Horses collapse amid Spain's scorching April temperatures
Temperatures surpassed 100 degrees Fahrenheit in Spain multiple times that month. According to The Guardian, the airport in Córdoba reported the highest April temperature ever recorded in Europe: 38.7 Celsius, which is nearly 102 Fahrenheit.
Reuters reported that two horses collapsed — one of them dying — with symptoms of dehydration while pulling passenger carriages in Seville.
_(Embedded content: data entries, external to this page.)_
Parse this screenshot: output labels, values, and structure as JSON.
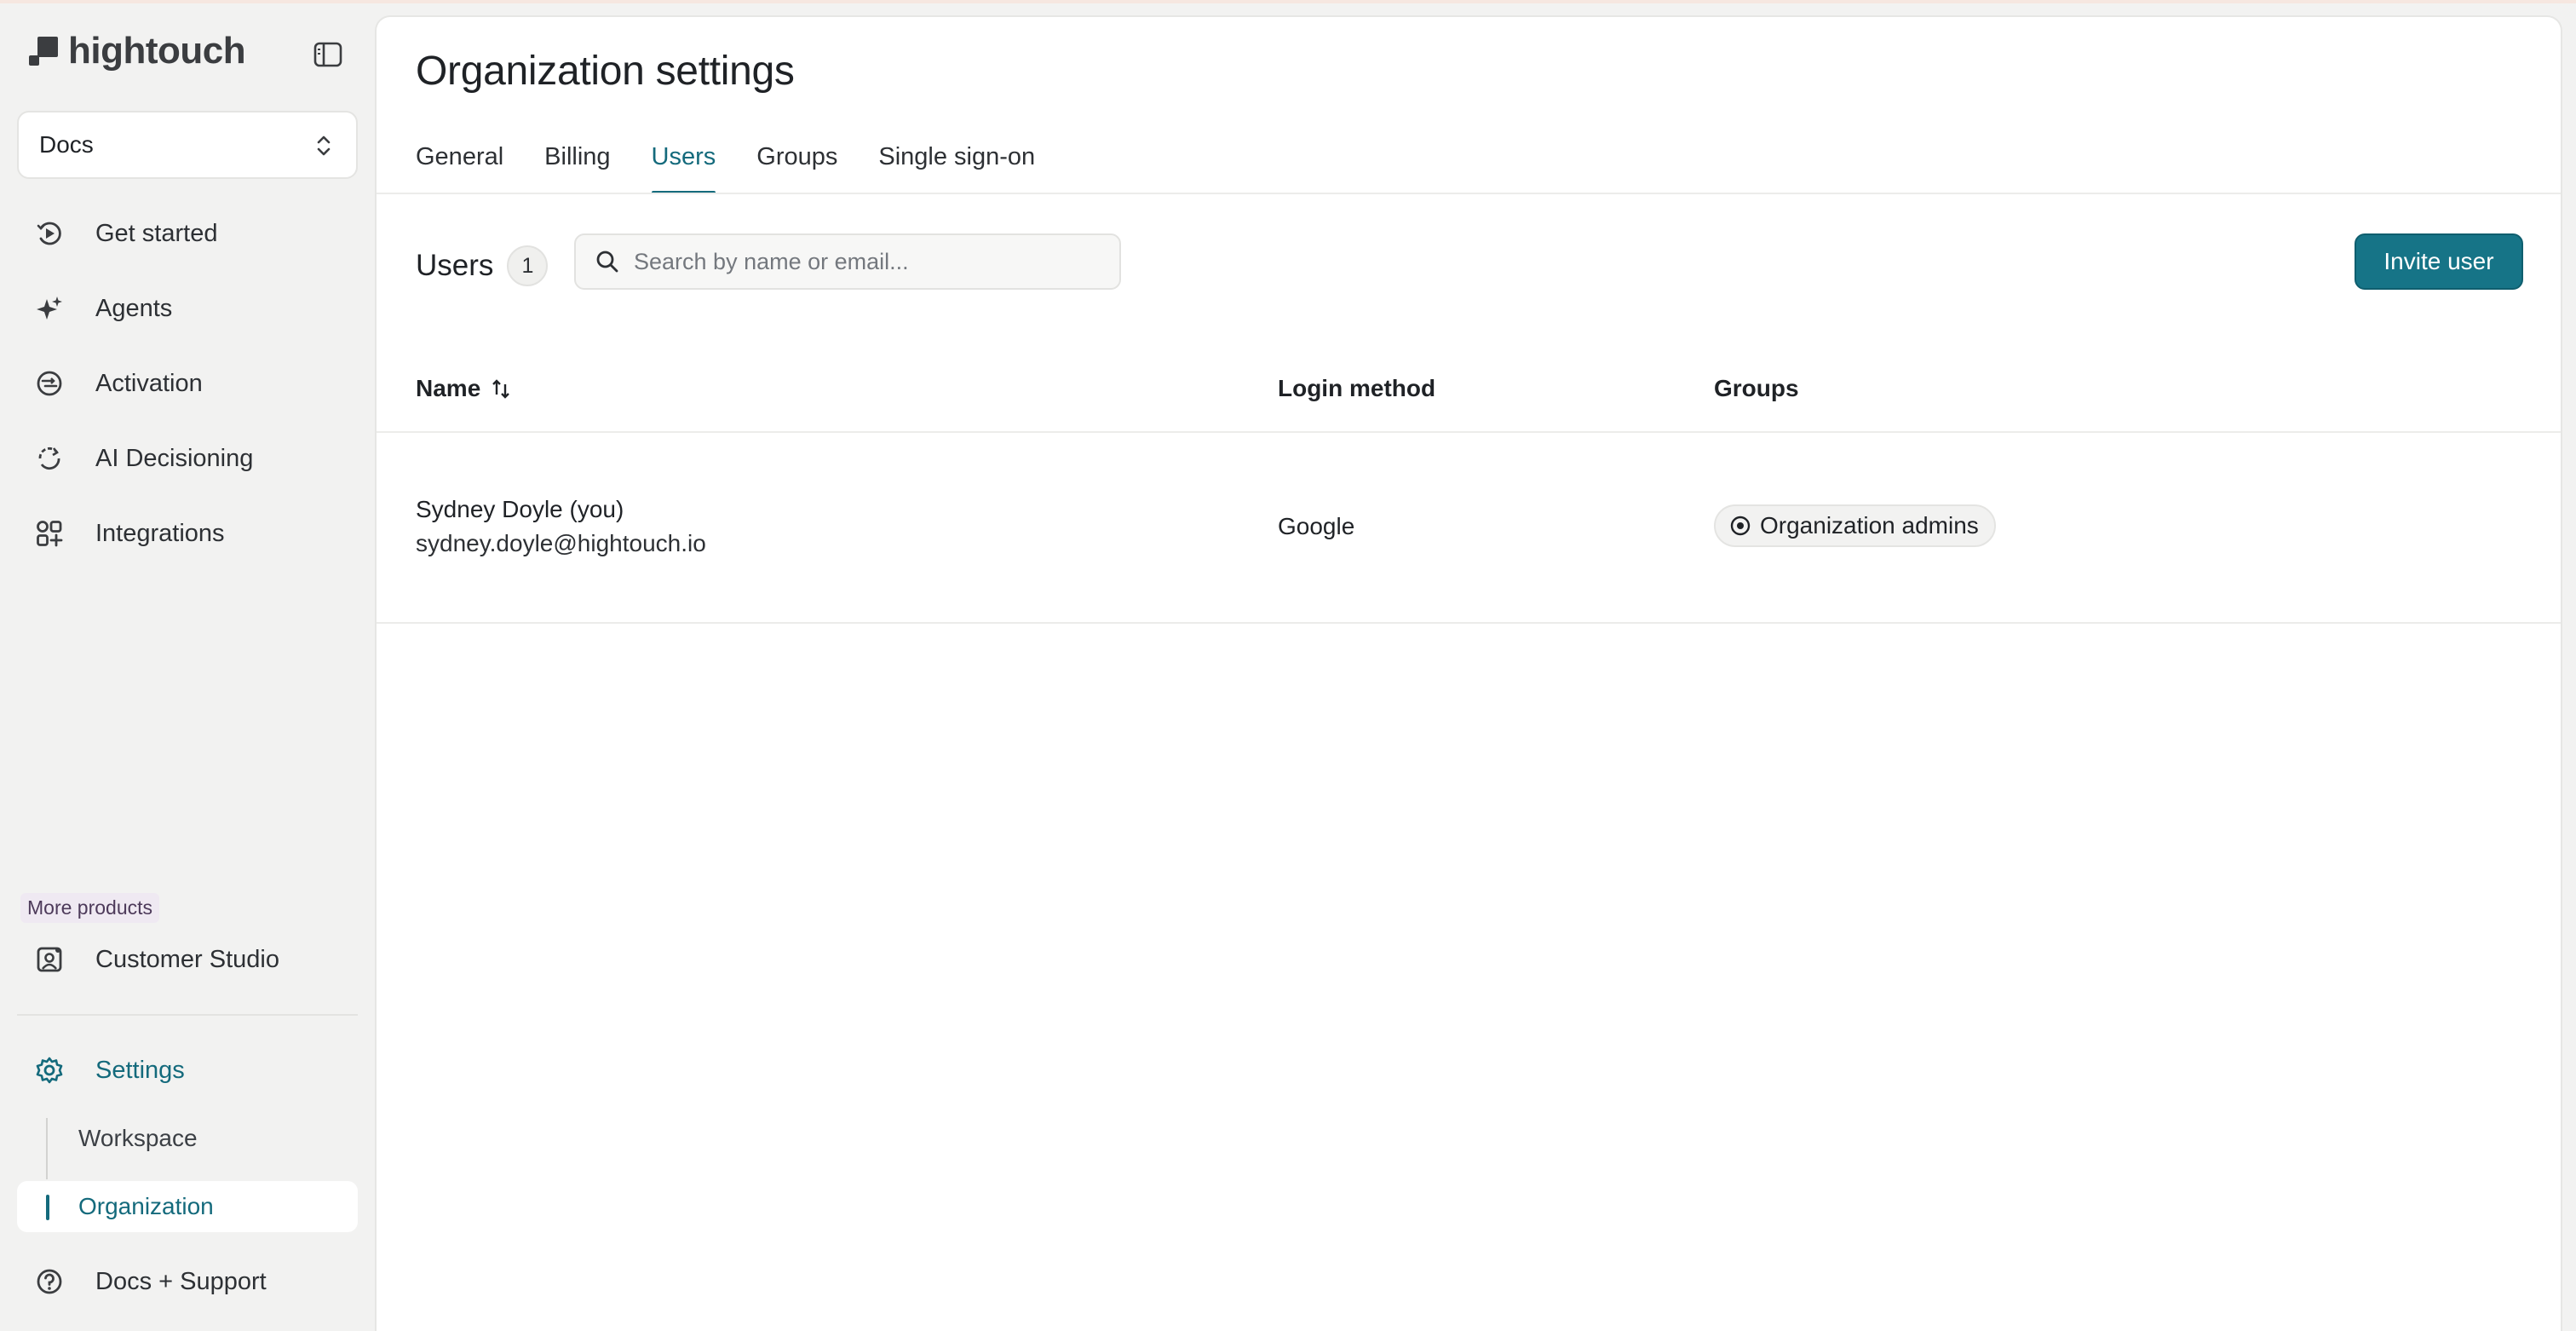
{
  "app": {
    "brand": "hightouch"
  },
  "sidebar": {
    "workspace": "Docs",
    "items": [
      {
        "label": "Get started",
        "icon": "get-started-icon"
      },
      {
        "label": "Agents",
        "icon": "sparkle-icon"
      },
      {
        "label": "Activation",
        "icon": "activation-icon"
      },
      {
        "label": "AI Decisioning",
        "icon": "refresh-icon"
      },
      {
        "label": "Integrations",
        "icon": "grid-plus-icon"
      }
    ],
    "more_products_label": "More products",
    "customer_studio": "Customer Studio",
    "settings": "Settings",
    "settings_sub": {
      "workspace": "Workspace",
      "organization": "Organization"
    },
    "support": "Docs + Support"
  },
  "main": {
    "title": "Organization settings",
    "tabs": [
      {
        "label": "General",
        "active": false
      },
      {
        "label": "Billing",
        "active": false
      },
      {
        "label": "Users",
        "active": true
      },
      {
        "label": "Groups",
        "active": false
      },
      {
        "label": "Single sign-on",
        "active": false
      }
    ],
    "users_title": "Users",
    "users_count": "1",
    "search_placeholder": "Search by name or email...",
    "invite_button": "Invite user",
    "columns": {
      "name": "Name",
      "login": "Login method",
      "groups": "Groups"
    },
    "rows": [
      {
        "name": "Sydney Doyle (you)",
        "email": "sydney.doyle@hightouch.io",
        "login": "Google",
        "group": "Organization admins"
      }
    ]
  },
  "colors": {
    "accent": "#167487",
    "active_text": "#146a7c",
    "background": "#f2f2f1"
  }
}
In Catalonia, an irrigation canal serving 50,000 hectares of farmland closed because there wasn't enough water.
Deadly humid heat sweeps South Asia
The last two weeks of April broke temperature records across Bangladesh, India, Thailand, and Laos.
In large regions of South Asia in April, the heat index exceeded the "dangerous" threshold of 41 degrees Celsius (105.8 degrees Fahrenheit) and, in some areas, approached the "extremely dangerous" 54 degrees Celsius, where the human body struggles to maintain its temperature, according to World Weather Attribution.
The extreme early-season heat brought a sudden spike in heat stroke cases, a surge in electricity demand, melting roads, early schools closures, and over a dozen deaths reported in India and Thailand.
High humidity made the heat wave much more dangerous. That's because humid air can inhibit the human body's main cooling mechanism: the evaporation of sweat. That's why heat index — a proxy for how hot it really feels — factors in humidity and is often higher than the actual temperature.
"The true cost to human lives will only be known months after the event," the organization wrote in a press release.
Climate change made that heatwave 30% more likely, according to a study by World Weather Attribution, a renowned organization of scientists that uses peer-reviewed methods to do rapid assessments of extreme weather events.